Obama Authorizes Airstrikes to Defend Syrian Rebels If Attacked

Introduction — August 3, 2015

So-called “Syrian rebels” have had ambivalent relations with Islamic State extremists. Far from fighting Sunni extremists, “moderate Syrian rebels” were previously reported to have struck a truce with them.
According to Reuters, Sunni extremists and Syrian rebels had agreed to focus their efforts on fighting the forces of Syrian President Assad rather than each other.
So whence this sudden turn-around? Or is this just another ruse in the U.S. use of proxies to oust President Assad?
The giveaway actually came last September in a Global Research article, in which Patrick Henningson claimed the U.S. was planning to use air strikes against ISIS as a pretext to provide air support for Syrian rebels to hit Syrian government forces.
So step by incremental step the U.S. appears to be being drawn into more direct military involvement in the conflict in Syria. Ed

Obama Authorizes Airstrikes to Defend Syrian Rebels If Attacked

David Lerman — Bloomberg August 3, 2015

An F-18 gets catapulted from the USS Eisenhower's deck. Click to enlarge

An F-18 gets catapulted from the USS Eisenhower’s deck. Click to enlarge

President Barack Obama has authorized the use of air power to defend U.S.-trained Syrian rebels if they come under attack from terrorist groups or the Assad regime, deepening the U.S. role against Islamic State forces in Syria.

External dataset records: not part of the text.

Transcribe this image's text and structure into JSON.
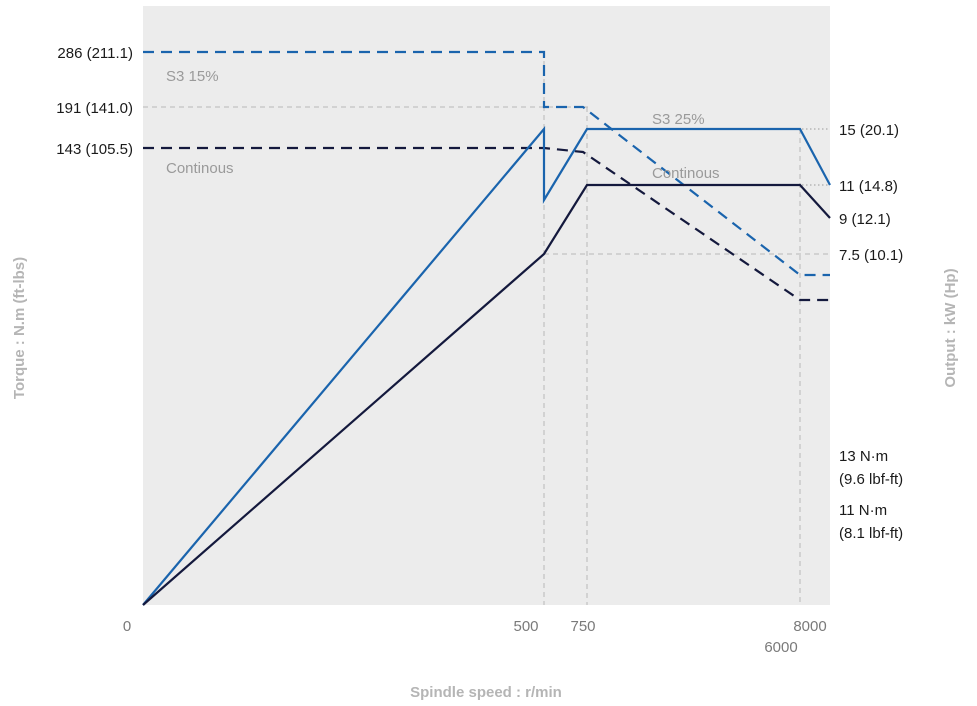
{
  "chart_data": {
    "type": "line",
    "x_axis": {
      "label": "Spindle speed : r/min",
      "tick_labels": [
        "0",
        "500",
        "750",
        "6000",
        "8000"
      ]
    },
    "y_left": {
      "label": "Torque : N.m (ft-lbs)",
      "tick_labels": [
        "286 (211.1)",
        "191 (141.0)",
        "143 (105.5)"
      ]
    },
    "y_right": {
      "label": "Output : kW (Hp)",
      "tick_labels": [
        "15 (20.1)",
        "11 (14.8)",
        "9 (12.1)",
        "7.5 (10.1)"
      ]
    },
    "series": [
      {
        "name": "S3 15%",
        "kind": "torque",
        "style": "dashed",
        "color": "#1a64ad",
        "points": [
          [
            0,
            286
          ],
          [
            500,
            286
          ],
          [
            500,
            191
          ],
          [
            550,
            191
          ],
          [
            6000,
            13
          ],
          [
            8000,
            13
          ]
        ]
      },
      {
        "name": "Continous",
        "kind": "torque",
        "style": "dashed",
        "color": "#14193d",
        "points": [
          [
            0,
            143
          ],
          [
            500,
            143
          ],
          [
            550,
            140
          ],
          [
            6000,
            11
          ],
          [
            8000,
            11
          ]
        ]
      },
      {
        "name": "S3 25%",
        "kind": "output",
        "style": "solid",
        "color": "#1a64ad",
        "points": [
          [
            0,
            0
          ],
          [
            500,
            15
          ],
          [
            500,
            9.5
          ],
          [
            750,
            15
          ],
          [
            6000,
            15
          ],
          [
            8000,
            11
          ]
        ]
      },
      {
        "name": "Continous",
        "kind": "output",
        "style": "solid",
        "color": "#14193d",
        "points": [
          [
            0,
            0
          ],
          [
            500,
            7.5
          ],
          [
            750,
            11
          ],
          [
            6000,
            11
          ],
          [
            8000,
            9
          ]
        ]
      }
    ],
    "annotations": [
      {
        "text": "13 N·m",
        "color": "#1a1a1a"
      },
      {
        "text": "(9.6 lbf-ft)",
        "color": "#1a1a1a"
      },
      {
        "text": "11 N·m",
        "color": "#1a1a1a"
      },
      {
        "text": "(8.1 lbf-ft)",
        "color": "#1a1a1a"
      }
    ],
    "grid": false,
    "plot_background": "#ececec"
  }
}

The broader U.S. rules of engagement, approved July 31, came after rebels fighting Islamic State were attacked by the al-Nusrah Front, an al-Qaeda offshoot, in northern Syria, a U.S. defense official said. The U.S. provided close air support to protect the rebels and quash the attack, he said.

While airstrikes remain limited to Islamic State targets for offensive operations, they can now be used to defend U.S. allies on the ground in Syria, said the official, who spoke on condition of anonymity to discuss private deliberations.

The official discounted the risk of a U.S. confrontation with the regime of Syrian President Bashar al-Assad, should he choose to attack any American-trained forces on the ground. The U.S.-trained rebels, who number about 60, have pledged to fight only Islamic State, not the Assad government, and Assad must focus on other threats to his regime, the official said.

Alistair Baskey, a National Security Council spokesman, said U.S.-trained rebels “are being provided with a wide range of coalition support” that includes defensive strikes.

While declining to discuss the specific rules of engagement, Baskey said the administration has “said all along that we would take the steps necessary to ensure that these forces could successfully carry out their mission.”

Obama’s move was first reported Sunday by the Wall Street Journal.

Incirlik Accord

The new rules follow an agreement reached in July with Turkey that allows U.S. forces to use Turkey’s Incirlik airbase to launch airstrikes in Syria. Turkey has sought U.S. assurances that it would protect allied ground forces, although the defense official said the new rules had no connection to the Incirlik accord.

Republicans in Congress, led by Senate Armed Services Chairman John McCain, an Arizona Republican, have pushed the administration for months to assure Syrian rebels that the U.S. would come to their defense if needed in the fight against Islamic State.

The Pentagon had planned from the beginning to provide such defense, but took time to work out the details because of the slow start to the rebel training program, the official said.

The U.S. had hoped to train 3,000 Syrian rebels by the end of this year, Brett McGurk, the deputy special presidential envoy for the coalition against Islamic State, said in May. Defense Secretary Ashton Carter told Congress in July that only 60 had been trained so far.

Smaller Number

“This number is much smaller than we hoped for at this point,” Carter told the Senate Armed Services Committee on July 7, attributing the delay to U.S. screening standards for the Syrian fighters.

Obama, who has ruled out sending U.S. ground troops into combat in Syria or Iraq, is counting on defeating Islamic State fighters through local forces on the ground, bolstered by U.S. and allied airstrikes. The U.S. and allies have conducted more than 5,000 airstrikes over the past year in Iraq and Syria against Islamic State, a radical Sunni group that declared a self-styled caliphate, or religious state.